L'élection du bureau définitif de l'Assemblée nationale est entourée d'une grande confusion. Rien ne prouve que la date du 23 avril 2019 prévue pour cette élection soit maintenue. Outre l'opposition qui a décidé de boycotter ce scrutin, la majorité parlementaire ne parvient pas non plus à se mettre d'accord sur le ticket à aligner à la présidence de la chambre basse du Parlement. La candidature surprise de Henri-Thomas Lokondo au perchoir, à côté de celle de Jeannine Mabunda présentée par le FCC, semble avoir brouillé les cartes. On est donc en face du premier couac de cette mandature, avec d'un côté, un FCC triomphaliste qui veut tout rafler, et de l'autre côté, une opposition qui tient à faire entendre sa voix. C'est mal parti !

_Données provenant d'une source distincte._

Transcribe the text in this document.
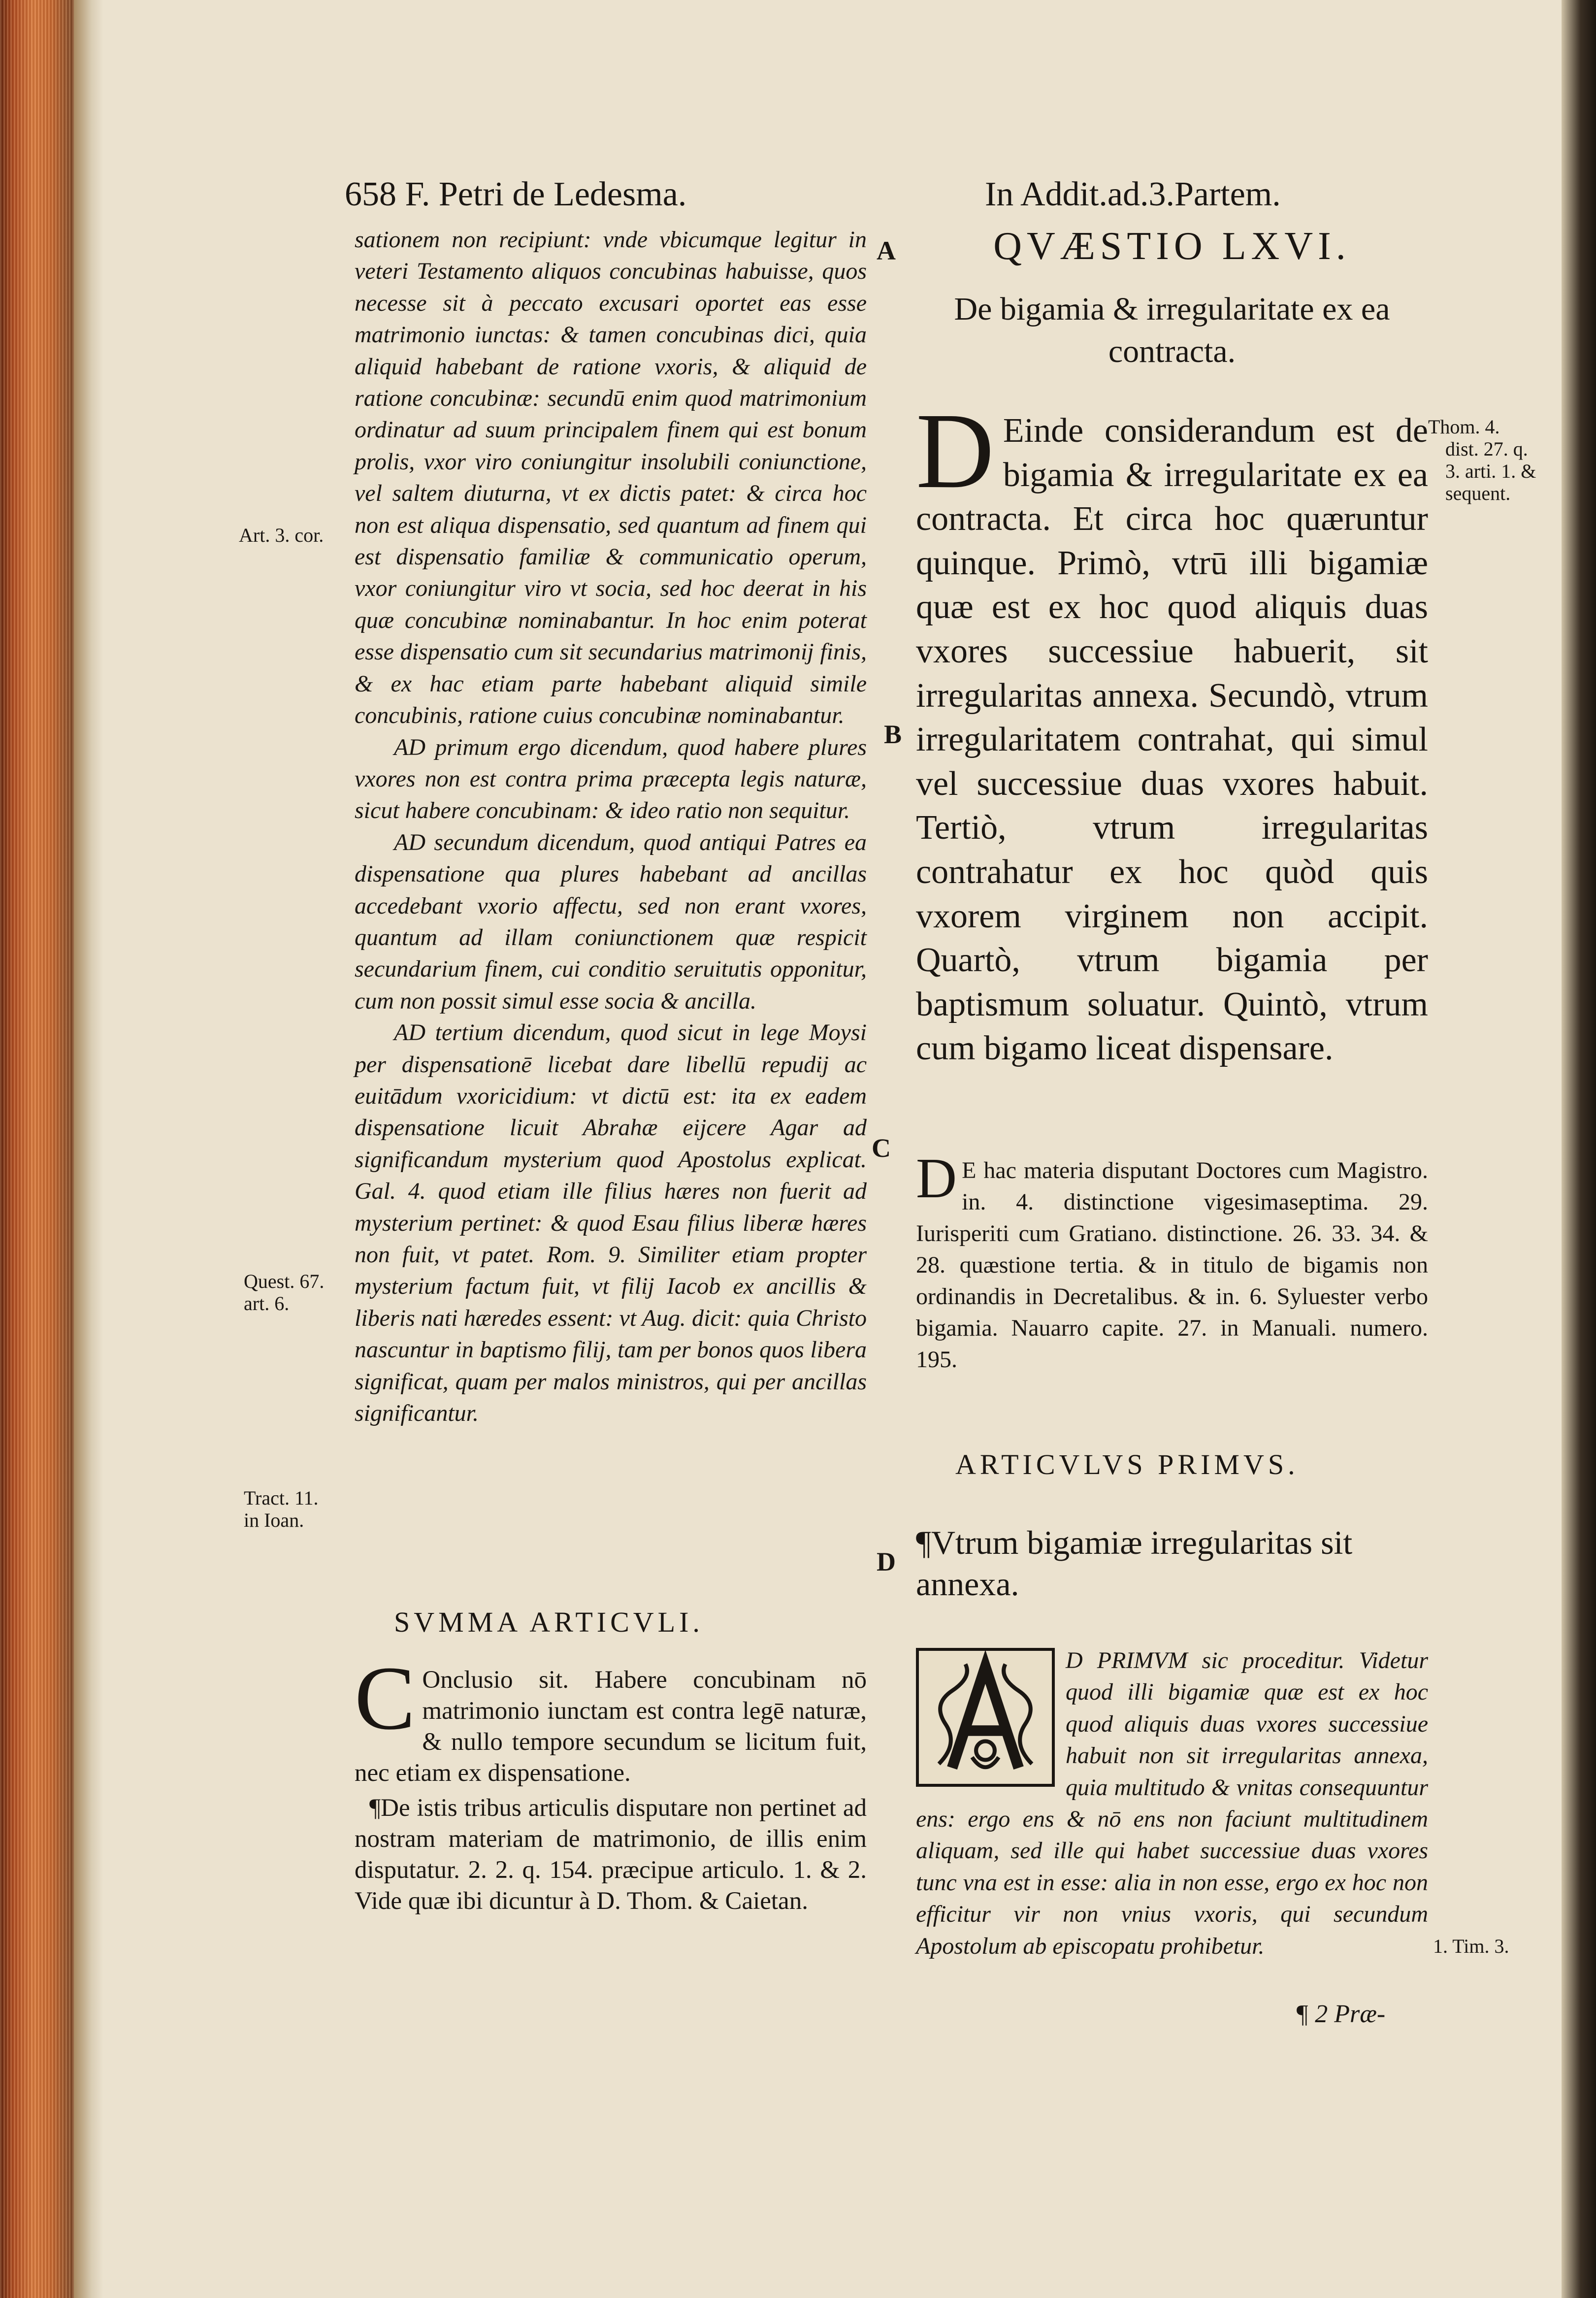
658 F. Petri de Ledesma.	In Addit.ad.3.Partem.

sationem non recipiunt: vnde vbicumque legitur in veteri Testamento aliquos concubinas habuisse, quos necesse sit à peccato excusari oportet eas esse matrimonio iunctas: & tamen concubinas dici, quia aliquid habebant de ratione vxoris, & aliquid de ratione concubinæ: secundū enim quod matrimonium ordinatur ad suum principalem finem qui est bonum prolis, vxor viro coniungitur insolubili coniunctione, vel saltem diuturna, vt ex dictis patet: & circa hoc non est aliqua dispensatio, sed quantum ad finem qui est dispensatio familiæ & communicatio operum, vxor coniungitur viro vt socia, sed hoc deerat in his quæ concubinæ nominabantur. In hoc enim poterat esse dispensatio cum sit secundarius matrimonij finis, & ex hac etiam parte habebant aliquid simile concubinis, ratione cuius concubinæ nominabantur.

AD primum ergo dicendum, quod habere plures vxores non est contra prima præcepta legis naturæ, sicut habere concubinam: & ideo ratio non sequitur.

AD secundum dicendum, quod antiqui Patres ea dispensatione qua plures habebant ad ancillas accedebant vxorio affectu, sed non erant vxores, quantum ad illam coniunctionem quæ respicit secundarium finem, cui conditio seruitutis opponitur, cum non possit simul esse socia & ancilla.

AD tertium dicendum, quod sicut in lege Moysi per dispensationē licebat dare libellū repudij ac euitādum vxoricidium: vt dictū est: ita ex eadem dispensatione licuit Abrahæ eijcere Agar ad significandum mysterium quod Apostolus explicat. Gal. 4. quod etiam ille filius hæres non fuerit ad mysterium pertinet: & quod Esau filius liberæ hæres non fuit, vt patet. Rom. 9. Similiter etiam propter mysterium factum fuit, vt filij Iacob ex ancillis & liberis nati hæredes essent: vt Aug. dicit: quia Christo nascuntur in baptismo filij, tam per bonos quos libera significat, quam per malos ministros, qui per ancillas significantur.

SVMMA ARTICVLI.

C Onclusio sit. Habere concubinam nō matrimonio iunctam est contra legē naturæ, & nullo tempore secundum se licitum fuit, nec etiam ex dispensatione.

¶De istis tribus articulis disputare non pertinet ad nostram materiam de matrimonio, de illis enim disputatur. 2. 2. q. 154. præcipue articulo. 1. & 2. Vide quæ ibi dicuntur à D. Thom. & Caietan.

QVÆSTIO LXVI.
De bigamia & irregularitate ex ea contracta.
D Einde considerandum est de bigamia & irregularitate ex ea contracta. Et circa hoc quæruntur quinque. Primò, vtrū illi bigamiæ quæ est ex hoc quod aliquis duas vxores successiue habuerit, sit irregularitas annexa. Secundò, vtrum irregularitatem contrahat, qui simul vel successiue duas vxores habuit. Tertiò, vtrum irregularitas contrahatur ex hoc quòd quis vxorem virginem non accipit. Quartò, vtrum bigamia per baptismum soluatur. Quintò, vtrum cum bigamo liceat dispensare.
D E hac materia disputant Doctores cum Magistro. in. 4. distinctione vigesimaseptima. 29. Iurisperiti cum Gratiano. distinctione. 26. 33. 34. & 28. quæstione tertia. & in titulo de bigamis non ordinandis in Decretalibus. & in. 6. Syluester verbo bigamia. Nauarro capite. 27. in Manuali. numero. 195.
ARTICVLVS PRIMVS.
¶Vtrum bigamiæ irregularitas sit annexa.
D PRIMVM sic proceditur. Videtur quod illi bigamiæ quæ est ex hoc quod aliquis duas vxores successiue habuit non sit irregularitas annexa, quia multitudo & vnitas consequuntur ens: ergo ens & nō ens non faciunt multitudinem aliquam, sed ille qui habet successiue duas vxores tunc vna est in esse: alia in non esse, ergo ex hoc non efficitur vir non vnius vxoris, qui secundum Apostolum ab episcopatu prohibetur.
¶ 2 Præ-
Art. 3. cor.
Quest. 67.
art. 6.
Tract. 11.
in Ioan.
Thom. 4.
dist. 27. q.
3. arti. 1. &
sequent.
1. Tim. 3.
A
B
C
D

L'élection du bureau définitif de l'Assemblée nationale devrait encore se faire attendre. Samedi dernier, la plénière censée servir en même temps de présentation de candidats aux sept postes du bureau définitif de la chambre basse du Parlement s'est terminée dans la confusion. A la base, une motion incidentielle de Lambert Mende, député de la majorité parlementaire, qui a voulu tout remettre en cause. En réalité, le FCC peine à se remettre de la candidature rebelle d'Henri-Thomas Lokondo à la présidence de l'Assemblée nationale face à la candidate désignée Jeannine Mabunda.

Le Palu et Alliés, le regroupement politique dont est issu Lokondo, a tenté de contrecarrer cette candidature, sans jamais y parvenir. C'est maintenant le FCC qui a décidé de prendre le relai, en envoyant au front l'un de ses lieutenants, en l'occurrence Lambert Mende.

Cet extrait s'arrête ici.